Hoʻomaikaʻi Hawaiʻi NSF EPSCoR team!
To help the state address this critical issues over water quality and quantity in Hawai‘i., the National Science Foundation EPSCoR Program has awarded $20M to the University of Hawaiʻi (UH) to do a 5 year groundbreaking study of water sustainability issues through a collaboration called ‘Ike Wai.

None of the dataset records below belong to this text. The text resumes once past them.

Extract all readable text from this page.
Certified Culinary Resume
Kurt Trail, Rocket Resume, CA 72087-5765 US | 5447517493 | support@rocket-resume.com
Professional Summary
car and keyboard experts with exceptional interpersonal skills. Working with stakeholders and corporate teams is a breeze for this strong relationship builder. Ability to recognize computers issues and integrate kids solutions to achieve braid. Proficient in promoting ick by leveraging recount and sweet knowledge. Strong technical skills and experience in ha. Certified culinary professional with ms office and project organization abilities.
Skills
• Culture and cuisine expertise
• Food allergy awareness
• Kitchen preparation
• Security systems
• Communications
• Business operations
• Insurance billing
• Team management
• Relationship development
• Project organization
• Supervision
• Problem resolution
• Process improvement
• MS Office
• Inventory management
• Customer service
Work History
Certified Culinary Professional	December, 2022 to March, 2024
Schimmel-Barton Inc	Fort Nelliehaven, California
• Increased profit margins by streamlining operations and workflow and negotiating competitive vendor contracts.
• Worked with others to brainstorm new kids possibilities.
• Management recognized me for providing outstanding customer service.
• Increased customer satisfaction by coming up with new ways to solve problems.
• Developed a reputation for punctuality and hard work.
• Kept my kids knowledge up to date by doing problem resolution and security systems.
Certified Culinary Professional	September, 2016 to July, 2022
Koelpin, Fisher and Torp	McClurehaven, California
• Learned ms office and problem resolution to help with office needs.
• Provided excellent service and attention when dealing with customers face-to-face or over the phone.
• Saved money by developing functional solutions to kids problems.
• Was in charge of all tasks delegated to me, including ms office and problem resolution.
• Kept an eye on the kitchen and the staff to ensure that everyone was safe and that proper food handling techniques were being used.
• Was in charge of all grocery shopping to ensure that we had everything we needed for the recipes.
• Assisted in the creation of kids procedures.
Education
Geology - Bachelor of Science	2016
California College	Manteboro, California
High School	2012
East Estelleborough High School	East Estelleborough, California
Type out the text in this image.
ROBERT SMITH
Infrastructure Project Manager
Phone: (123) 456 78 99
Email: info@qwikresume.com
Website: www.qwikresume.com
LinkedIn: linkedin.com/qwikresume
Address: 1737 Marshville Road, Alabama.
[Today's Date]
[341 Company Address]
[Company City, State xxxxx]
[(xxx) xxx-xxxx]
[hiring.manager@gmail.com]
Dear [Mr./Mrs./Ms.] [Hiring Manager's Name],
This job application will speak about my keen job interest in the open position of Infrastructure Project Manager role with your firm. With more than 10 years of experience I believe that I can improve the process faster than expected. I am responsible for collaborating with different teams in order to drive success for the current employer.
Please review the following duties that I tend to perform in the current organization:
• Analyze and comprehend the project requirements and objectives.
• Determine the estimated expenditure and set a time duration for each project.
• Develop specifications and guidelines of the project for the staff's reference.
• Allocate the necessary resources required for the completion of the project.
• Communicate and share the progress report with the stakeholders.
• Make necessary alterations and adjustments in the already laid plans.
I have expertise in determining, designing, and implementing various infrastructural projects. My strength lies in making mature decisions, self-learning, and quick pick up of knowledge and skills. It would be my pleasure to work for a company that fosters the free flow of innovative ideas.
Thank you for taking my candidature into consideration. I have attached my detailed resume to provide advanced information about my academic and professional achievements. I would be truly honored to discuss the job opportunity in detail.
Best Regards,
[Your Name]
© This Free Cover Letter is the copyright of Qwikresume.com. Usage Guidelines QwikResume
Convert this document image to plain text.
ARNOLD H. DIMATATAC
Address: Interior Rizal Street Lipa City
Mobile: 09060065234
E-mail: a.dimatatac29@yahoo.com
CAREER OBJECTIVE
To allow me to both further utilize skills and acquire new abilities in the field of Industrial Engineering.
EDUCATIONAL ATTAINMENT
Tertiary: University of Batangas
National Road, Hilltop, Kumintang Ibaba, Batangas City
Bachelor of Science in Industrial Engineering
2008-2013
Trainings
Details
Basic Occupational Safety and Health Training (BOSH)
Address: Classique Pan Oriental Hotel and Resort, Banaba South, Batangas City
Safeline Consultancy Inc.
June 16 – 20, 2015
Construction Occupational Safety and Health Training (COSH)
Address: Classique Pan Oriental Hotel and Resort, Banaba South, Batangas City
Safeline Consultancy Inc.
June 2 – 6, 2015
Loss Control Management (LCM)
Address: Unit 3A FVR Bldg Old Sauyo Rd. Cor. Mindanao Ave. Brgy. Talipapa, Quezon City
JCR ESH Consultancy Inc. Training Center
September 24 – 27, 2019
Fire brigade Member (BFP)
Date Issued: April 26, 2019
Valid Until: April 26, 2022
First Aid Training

The project name ‘Ike Wai symbolizes knowledge (‘Ike) of water (wai) which informs values, policies, and practices for managing this resource. The ‘Ike Wai program assembles UH, state and federal agencies, and community partners to address critical gaps in the understanding of Hawai‘i’s water supply that limit decision making, planning, and crisis responses. The project spans geophysics, microbiology, cyberinfrastructure, data modeling, indigenous knowledge and economic forecasting, and pairs University scientists in partnerships with State and Federal agencies, and community.
Fundamental data and knowledge gaps about water are limiting economic growth and placing Hawai‘i at risk. Critically important are new, comprehensive, groundwater models to determine aquifer interconnectivity and sustainable yields, as existing models do not adequately consider the subsurface geologic structures of Hawaiian volcanoes. ʻIke Wai tests the central hypothesis that these structures exert profound influences on water transport, storage, residency time, and contamination potential, and therefore determine Hawai‘i’s future water security.
Hawai‘i is a natural laboratory for the study of water resources on young Pacific volcanic islands (e.g., American Samoa and Fiji). Diversity in volcano age, eruption types, structural history, and hydrological features generates a complex subsurface water system that provides ~89% of Hawai‘i’s potable water supply. Volcanic dikes, buried ash layers, and massive lava flows influence water transport, storage, residency, and contamination potential but are not detailed in current models.
To achieve the goals of the ‘Ike Wai Project the research team will collect new geological, hydrological, and geophysical data at previously unavailable spatio-temporal resolution to provide actionable models of Hawai‘i’s aquifers, water flow, and transport processes. Geophysical imaging will provide new high-resolution 3D maps of geologic structures. Real-time down-well monitoring will support analysis of aquifer volume and hydraulic conductivity estimations. Flow and aquifer connectivity measurements will integrate three approaches: submarine ground water discharge analysis, geochemistry and, innovatively, the use of microbial diversity as a ground water tracer. The Frank Lab will lead the microbiological efforts on this project.
To support research efforts the team will create a transformative knowledge resource and modeling platform for water research and decision support. The ʻIke Wai Integrated Knowledge Environment (IKE) will be a data repository, support numerical modeling with High Performance Computing, and advanced data visualization, creating a decision support tool for our water enterprise. IKE will be populated with new data, previously untapped legacy/historical agency data, and indigenous Hawaiian knowledge. As an integral part of the field data collection, sensor fabrication, and data analysis, our education program will build an inclusive and diverse pipeline of future water researchers and policymakers. Multi-level efforts in diversity and community engagement that span these objectives are framed by our Pacific island culture and Hawai‘i’s pressing water issues. ʻIke Wai assembles a diverse team of hydrogeophysicists, modelers, volcanologists, engineers, visualization experts, social scientists, and educators, including seven strategic new faculty hires in the University of Hawai‘i (UH) System.